KANLI ve totaliter 15 Temmuz darbe girişimi karşısında Türkiye Batı dünyasından beklediği boyutta destek görmedi.
Putin ve Ruhani derhal darbeyi kınadığı halde Obama’nın üç gün
gecikmesi tipik bir örnektir.
Cumhurbaşkanı Erdoğan 9 Ağustos’ta Moskova’ya gidiyor; Batı’yla
böyle bir temas yok.
Dostumuz Batı değil de Rusya ve İran mıymış?!
Bu konu ‘dostluk, düşmanlık’ meselesi değildir. Türkiye ile Batı
arasındaki sorunlar darbeden önce de önemli boyutlardaydı. Rusya
Türkiye’yi yanına çekme düşüncesiyle birdenbire yumuşadı... Yoksa
Putin’in kızdığı zaman nasıl davrandığını ‘uçak krizi’ döneminde
gördük.
Bu karışık tabloya soğukkanlı ve rasyonel gözle bakmalıyız. Zira
‘düşman azaltma, dost çoğaltma’ ihtiyacındayız.
GÜLEN’İN İADESİ
Amerika ve Avrupa tek tip toplumlar değildir. Siyasi ve entelektüel
çevrelerde de farklı eğilimler vardır. Türkiye darbe girişiminin
kanlı yüzünü ve örgüt yapısını anlatabileceği çevrelere
ulaşmalıdır.
Bu konuda retoriğin, hamasetin, ölçüsüz ifadelerin hiçbir etkisi
olmaz. Darbe gerçeğini ve FETÖ örgütlenmesini somut, ölçülü, hukuki
ve diplomatik dille anlatmak gerekir.
Darbe ile birlikte dehşet verici bir örgüt yapısı ve gözü dönmüş
bir kin ortaya çıktı.
Bunu Genelkurmay ve MİT bile fark edememişti.
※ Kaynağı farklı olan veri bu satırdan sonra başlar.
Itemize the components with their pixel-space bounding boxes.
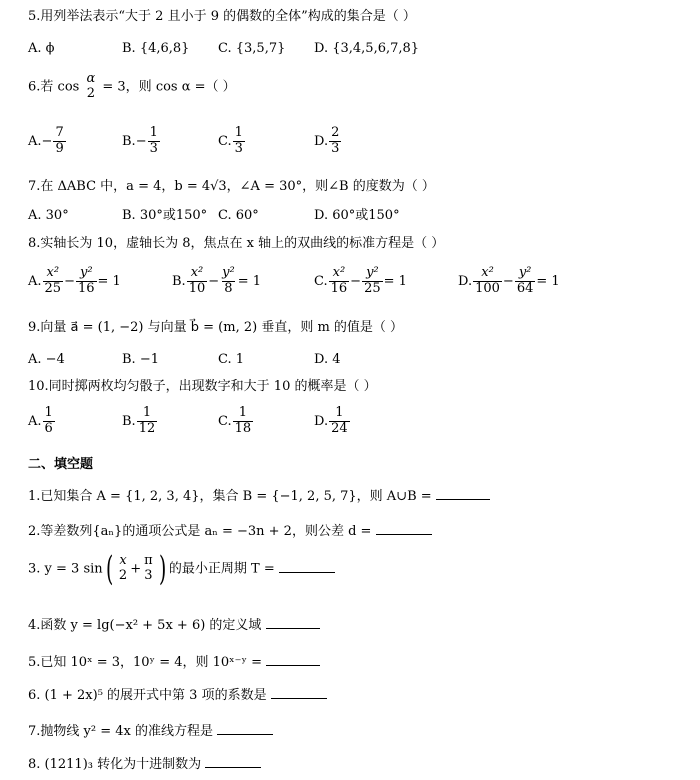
fraction-denominator: 3 [144, 568, 153, 583]
fraction-denominator: 10 [188, 280, 206, 296]
fraction-numerator: y² [79, 265, 93, 280]
answer-blank[interactable] [279, 560, 335, 573]
option-letter: D. [458, 273, 473, 289]
fill-question-4 [28, 616, 320, 632]
fraction-numerator: α [86, 71, 96, 86]
fraction-numerator: x² [46, 265, 60, 280]
option-letter: A. [28, 133, 42, 149]
question-6-suffix: = 3，则 cos α =（ ） [102, 79, 236, 95]
option-letter: C. [314, 273, 328, 289]
x-term [43, 266, 64, 297]
fraction-numerator: 1 [149, 125, 158, 140]
right-paren: ) [158, 549, 166, 589]
fraction-denominator: 25 [44, 280, 62, 296]
equals-one: = 1 [237, 273, 261, 289]
fill-question-7 [28, 722, 273, 738]
fill-question-6 [28, 686, 327, 702]
fraction-numerator: y² [366, 265, 379, 280]
option-fraction [148, 126, 160, 157]
plus-sign: + [130, 561, 142, 577]
fraction-denominator: 6 [44, 420, 53, 436]
section-heading-fill-in: 二、填空题 [28, 457, 94, 472]
fill-question-1-text: 1.已知集合 A = {1, 2, 3, 4}，集合 B = {−1, 2, 5, 7}，则 A∪B = [28, 489, 432, 504]
fill-question-2-text: 2.等差数列{aₙ}的通项公式是 aₙ = −3n + 2，则公差 d = [28, 524, 372, 539]
fill-question-5-text: 5.已知 10ˣ = 3，10ʸ = 4，则 10ˣ⁻ʸ = [28, 655, 263, 670]
question-10-option-b [122, 406, 158, 437]
question-8-option-b: B. $\frac{\text{x²}}{10}$ − $\frac{\text{y²}}{8}$ = 1 [172, 265, 261, 296]
y-term [362, 266, 383, 297]
question-5-option-d: D. {3,4,5,6,7,8} [314, 41, 420, 56]
question-9-option-a: A. −4 [28, 352, 65, 367]
option-letter: C. [218, 133, 232, 149]
fraction-denominator: 18 [234, 420, 252, 436]
question-7-option-d: D. 60°或150° [314, 208, 400, 223]
y-term [220, 266, 237, 297]
fraction-numerator: 1 [238, 405, 248, 420]
question-9-option-b: B. −1 [122, 352, 159, 367]
fraction-numerator: x² [332, 265, 346, 280]
answer-blank[interactable] [271, 686, 327, 699]
fraction-denominator: 12 [138, 420, 156, 436]
fraction-denominator: 3 [234, 140, 243, 156]
option-fraction [43, 406, 55, 437]
question-9-option-d: D. 4 [314, 352, 341, 367]
y-term [515, 266, 536, 297]
fraction-numerator: x² [190, 265, 204, 280]
fraction-numerator: 1 [142, 405, 152, 420]
question-10-stem: 10.同时掷两枚均匀骰子，出现数字和大于 10 的概率是（ ） [28, 379, 377, 394]
question-5-option-a: A. ϕ [28, 41, 55, 56]
option-sign: − [135, 133, 147, 149]
question-7-option-a: A. 30° [28, 208, 69, 223]
fraction-numerator: x² [481, 265, 494, 280]
question-5-option-b: B. {4,6,8} [122, 41, 190, 56]
fraction-denominator: 3 [149, 140, 158, 156]
question-7-option-b: B. 30°或150° [122, 208, 208, 223]
question-5-stem: 5.用列举法表示“大于 2 且小于 9 的偶数的全体”构成的集合是（ ） [28, 9, 416, 24]
fraction-denominator: 24 [331, 420, 348, 436]
equals-one: = 1 [536, 273, 560, 289]
option-letter: D. [314, 133, 329, 149]
option-letter: C. [218, 413, 232, 429]
fraction-numerator: x [119, 553, 127, 569]
fraction-numerator: y² [518, 265, 532, 280]
option-fraction [53, 126, 65, 157]
question-8-option-a: A. $\frac{\text{x²}}{25}$ − $\frac{\text{y²}}{16}$ = 1 [28, 265, 121, 296]
fill-question-5 [28, 653, 320, 669]
fraction-numerator: 1 [335, 405, 344, 420]
question-8-option-c: C. $\frac{\text{x²}}{16}$ − $\frac{\text{y²}}{25}$ = 1 [314, 265, 407, 296]
question-6-option-d [314, 126, 342, 157]
equals-one: = 1 [383, 273, 407, 289]
fraction-denominator: 100 [475, 280, 500, 296]
answer-blank[interactable] [376, 522, 432, 535]
question-8-stem: 8.实轴长为 10，虚轴长为 8，焦点在 x 轴上的双曲线的标准方程是（ ） [28, 236, 445, 251]
question-8-option-d: D. $\frac{\text{x²}}{100}$ − $\frac{\text{y²}}{64}$ = 1 [458, 265, 560, 296]
fraction-numerator: 1 [234, 125, 243, 140]
question-10-option-d [314, 406, 351, 437]
option-letter: A. [28, 413, 42, 429]
answer-blank[interactable] [266, 653, 320, 666]
answer-blank[interactable] [205, 755, 261, 768]
question-7-option-c: C. 60° [218, 208, 259, 223]
option-letter: B. [122, 133, 136, 149]
option-fraction [233, 406, 254, 437]
fraction-denominator: 16 [77, 280, 95, 296]
x-term [473, 266, 502, 297]
answer-blank[interactable] [266, 616, 320, 629]
answer-blank[interactable] [436, 487, 490, 500]
left-paren: ( [105, 549, 113, 589]
fraction-numerator: 2 [331, 125, 340, 140]
fraction-denominator: 25 [364, 280, 381, 296]
fill-question-2 [28, 522, 432, 538]
fill-question-8-text: 8. (1211)₃ 转化为十进制数为 [28, 757, 202, 772]
option-letter: B. [172, 273, 186, 289]
question-6-option-c [218, 126, 246, 157]
fraction-numerator: y² [222, 265, 235, 280]
fill-question-3-suffix: 的最小正周期 T = [168, 561, 275, 577]
fraction-numerator: π [144, 553, 153, 569]
fill-question-4-text: 4.函数 y = lg(−x² + 5x + 6) 的定义域 [28, 618, 262, 633]
fraction-denominator: 16 [330, 280, 348, 296]
fraction-denominator: 8 [224, 280, 233, 296]
fill-question-3 [28, 549, 335, 589]
fill-question-7-text: 7.抛物线 y² = 4x 的准线方程是 [28, 724, 213, 739]
question-6-option-b [122, 126, 161, 157]
option-fraction [329, 406, 350, 437]
option-sign: − [41, 133, 53, 149]
option-letter: A. [28, 273, 42, 289]
question-6-fraction [84, 72, 97, 102]
question-9-stem: 9.向量 a⃗ = (1, −2) 与向量 b⃗ = (m, 2) 垂直，则 m 的值是（ ） [28, 320, 404, 335]
fill-question-8 [28, 755, 261, 771]
x-term [329, 266, 350, 297]
fraction-denominator: 9 [55, 140, 64, 156]
option-letter: D. [314, 413, 329, 429]
fraction-x-over-2 [117, 554, 129, 584]
question-7-stem: 7.在 ΔABC 中，a = 4，b = 4√3，∠A = 30°，则∠B 的度数为（ ） [28, 179, 435, 194]
question-10-option-a [28, 406, 56, 437]
fraction-denominator: 2 [86, 85, 95, 101]
fill-question-1 [28, 487, 490, 503]
fill-question-6-text: 6. (1 + 2x)⁵ 的展开式中第 3 项的系数是 [28, 688, 267, 703]
answer-blank[interactable] [217, 722, 273, 735]
question-6-option-a [28, 126, 67, 157]
fraction-denominator: 64 [516, 280, 534, 296]
question-6-prefix: 6.若 cos [28, 79, 80, 95]
fraction-denominator: 3 [331, 140, 340, 156]
option-fraction [233, 126, 245, 157]
question-10-option-c [218, 406, 254, 437]
question-6-stem [28, 72, 236, 102]
fraction-numerator: 7 [55, 125, 64, 140]
question-5-option-c: C. {3,5,7} [218, 41, 286, 56]
question-9-option-c: C. 1 [218, 352, 245, 367]
option-fraction [137, 406, 158, 437]
fill-question-3-prefix: 3. y = 3 sin [28, 561, 103, 577]
fraction-denominator: 2 [118, 568, 128, 583]
option-letter: B. [122, 413, 136, 429]
fraction-pi-over-3 [142, 554, 155, 584]
fraction-numerator: 1 [44, 405, 53, 420]
y-term [76, 266, 97, 297]
option-fraction [329, 126, 341, 157]
x-term [187, 266, 208, 297]
equals-one: = 1 [97, 273, 121, 289]
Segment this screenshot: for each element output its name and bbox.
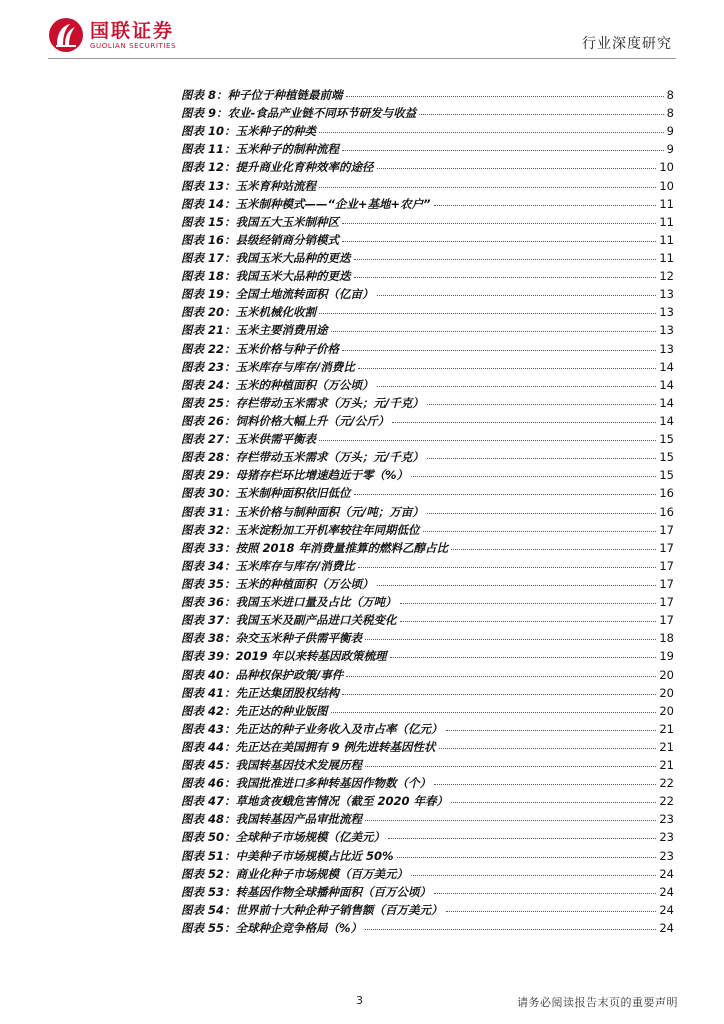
toc-leader-dots [377, 295, 657, 296]
toc-entry[interactable] [181, 376, 674, 394]
guolian-logo [48, 16, 188, 54]
toc-entry-label: 图表 12：提升商业化育种效率的途径 [181, 160, 374, 175]
toc-entry-page: 19 [659, 649, 674, 664]
toc-leader-dots [354, 259, 657, 260]
toc-entry-page: 17 [659, 522, 674, 537]
toc-entry-label: 图表 27：玉米供需平衡表 [181, 432, 317, 447]
toc-entry[interactable] [181, 720, 674, 738]
toc-entry[interactable] [181, 702, 674, 720]
toc-entry-label: 图表 13：玉米育种站流程 [181, 178, 317, 193]
toc-entry-label: 图表 55：全球种企竞争格局（%） [181, 921, 363, 936]
toc-leader-dots [439, 748, 657, 749]
toc-entry[interactable] [181, 213, 674, 231]
toc-entry[interactable] [181, 666, 674, 684]
toc-leader-dots [342, 223, 656, 224]
header-divider [48, 58, 676, 59]
toc-leader-dots [390, 657, 657, 658]
toc-entry-page: 8 [666, 106, 674, 121]
logo-english-text: GUOLIAN SECURITIES [90, 41, 177, 50]
toc-entry[interactable] [181, 847, 674, 865]
toc-entry-label: 图表 45：我国转基因技术发展历程 [181, 758, 363, 773]
toc-entry[interactable] [181, 303, 674, 321]
toc-entry-label: 图表 48：我国转基因产品审批流程 [181, 812, 363, 827]
toc-entry-label: 图表 36：我国玉米进口量及占比（万吨） [181, 595, 397, 610]
toc-entry-page: 10 [659, 160, 674, 175]
toc-entry-page: 14 [659, 413, 674, 428]
toc-entry[interactable] [181, 86, 674, 104]
toc-entry[interactable] [181, 158, 674, 176]
toc-entry-label: 图表 29：母猪存栏环比增速趋近于零（%） [181, 468, 409, 483]
toc-entry-label: 图表 43：先正达的种子业务收入及市占率（亿元） [181, 721, 443, 736]
toc-entry-page: 21 [659, 758, 674, 773]
toc-entry-label: 图表 18：我国玉米大品种的更迭 [181, 269, 351, 284]
toc-entry-page: 12 [659, 269, 674, 284]
toc-entry[interactable] [181, 539, 674, 557]
toc-entry-label: 图表 24：玉米的种植面积（万公顷） [181, 377, 374, 392]
toc-entry-page: 24 [659, 921, 674, 936]
toc-leader-dots [342, 694, 656, 695]
toc-entry-label: 图表 34：玉米库存与库存/消费比 [181, 558, 355, 573]
toc-leader-dots [354, 277, 657, 278]
toc-entry-label: 图表 14：玉米制种模式——“企业+基地+农户” [181, 196, 431, 211]
toc-entry-label: 图表 46：我国批准进口多种转基因作物数（个） [181, 776, 432, 791]
toc-entry-label: 图表 47：草地贪夜蛾危害情况（截至 2020 年春） [181, 794, 449, 809]
toc-leader-dots [427, 458, 657, 459]
toc-leader-dots [365, 639, 656, 640]
toc-entry[interactable] [181, 865, 674, 883]
toc-leader-dots [392, 422, 656, 423]
toc-entry[interactable] [181, 738, 674, 756]
toc-leader-dots [388, 838, 656, 839]
toc-leader-dots [331, 331, 657, 332]
disclaimer-note: 请务必阅读报告末页的重要声明 [517, 996, 678, 1009]
toc-entry-page: 20 [659, 667, 674, 682]
toc-entry[interactable] [181, 883, 674, 901]
toc-leader-dots [365, 820, 656, 821]
toc-entry[interactable] [181, 575, 674, 593]
toc-leader-dots [358, 368, 657, 369]
toc-entry-page: 15 [659, 432, 674, 447]
toc-entry-label: 图表 8：种子位于种植链最前端 [181, 88, 343, 102]
toc-leader-dots [434, 205, 657, 206]
toc-entry-page: 18 [659, 631, 674, 646]
toc-entry-page: 17 [659, 576, 674, 591]
toc-entry-page: 23 [659, 830, 674, 845]
toc-leader-dots [346, 676, 656, 677]
toc-entry[interactable] [181, 810, 674, 828]
toc-entry[interactable] [181, 177, 674, 195]
toc-entry-label: 图表 52：商业化种子市场规模（百万美元） [181, 866, 409, 881]
toc-leader-dots [451, 802, 656, 803]
toc-entry[interactable] [181, 774, 674, 792]
toc-entry-page: 21 [659, 721, 674, 736]
toc-leader-dots [331, 712, 657, 713]
toc-leader-dots [400, 621, 657, 622]
toc-leader-dots [319, 132, 664, 133]
toc-entry[interactable] [181, 828, 674, 846]
toc-leader-dots [451, 549, 656, 550]
toc-leader-dots [354, 494, 657, 495]
toc-entry-label: 图表 20：玉米机械化收割 [181, 305, 317, 320]
toc-entry[interactable] [181, 647, 674, 665]
toc-entry-label: 图表 23：玉米库存与库存/消费比 [181, 359, 355, 374]
toc-entry-label: 图表 40：品种权保护政策/事件 [181, 667, 344, 682]
toc-entry-page: 17 [659, 540, 674, 555]
toc-entry-label: 图表 30：玉米制种面积依旧低位 [181, 486, 351, 501]
toc-leader-dots [446, 911, 657, 912]
toc-entry-page: 24 [659, 884, 674, 899]
toc-entry-page: 9 [666, 124, 674, 139]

Bir hukukçu olarak belirteyim ki, bu bulgular karşısında ABD’nin
Gülen’i iade etmesi lazım. Çünkü iade için mahkûmiyete yeterli
‘kesin deliller’ değil, yargılamaya yeterli düzeydeki ‘şüphe
sebepleri’ aranır. Amerikan Yüksek Mahkemesi içtihatlarında da
böyledir. Fakat...
BATI’YA ANLATMAK
Türkiye’de idamdan ve hele de bunun geriye yürütülmesinden
bahsedilmesi, AB İlerleme Raporlarında mevcut olan hukuk devleti ve
ifade özgürlüğü ihlalleri, ‘olağanüstü hal’ değil fakat bunun
uygulanmasındaki görüntüler hem Gülen’in iadesini zorlaştırır hem
Türkiye’nin haklı tezlerini Batı dünyasına anlatmasını zorlaştırır.
Öyle de oluyor zaten.
Bunun içindir ki hükümet yetkilileri üç aylığına ilan edilmiş
OHAL’in ‘bir, bir buçuk ayda’ biteceğini söyleme gereğini
duyuyorlar. TBMM Dışişleri Komisyonu Başkanı Taha Özhan dünya
parlamentolarına gönderdiği mektupta OHAL’in “30-45 gün sürmesinin
planlandığını” yazdı.
Bunlar Türkiye’nin süratle normalleşeceğini anlatma
çabalarıdır.
İş dünyasından heyetlerin Batı’ya giderek ‘durumu anlatmalarının’
istenmesi de bundandır.
Dün kendisi ‘darbeci’ diye suçlanan TÜSİAD’ın bu konuda ilk adımı
atan sivil kuruluş olduğunu burada belirtmek gerekir.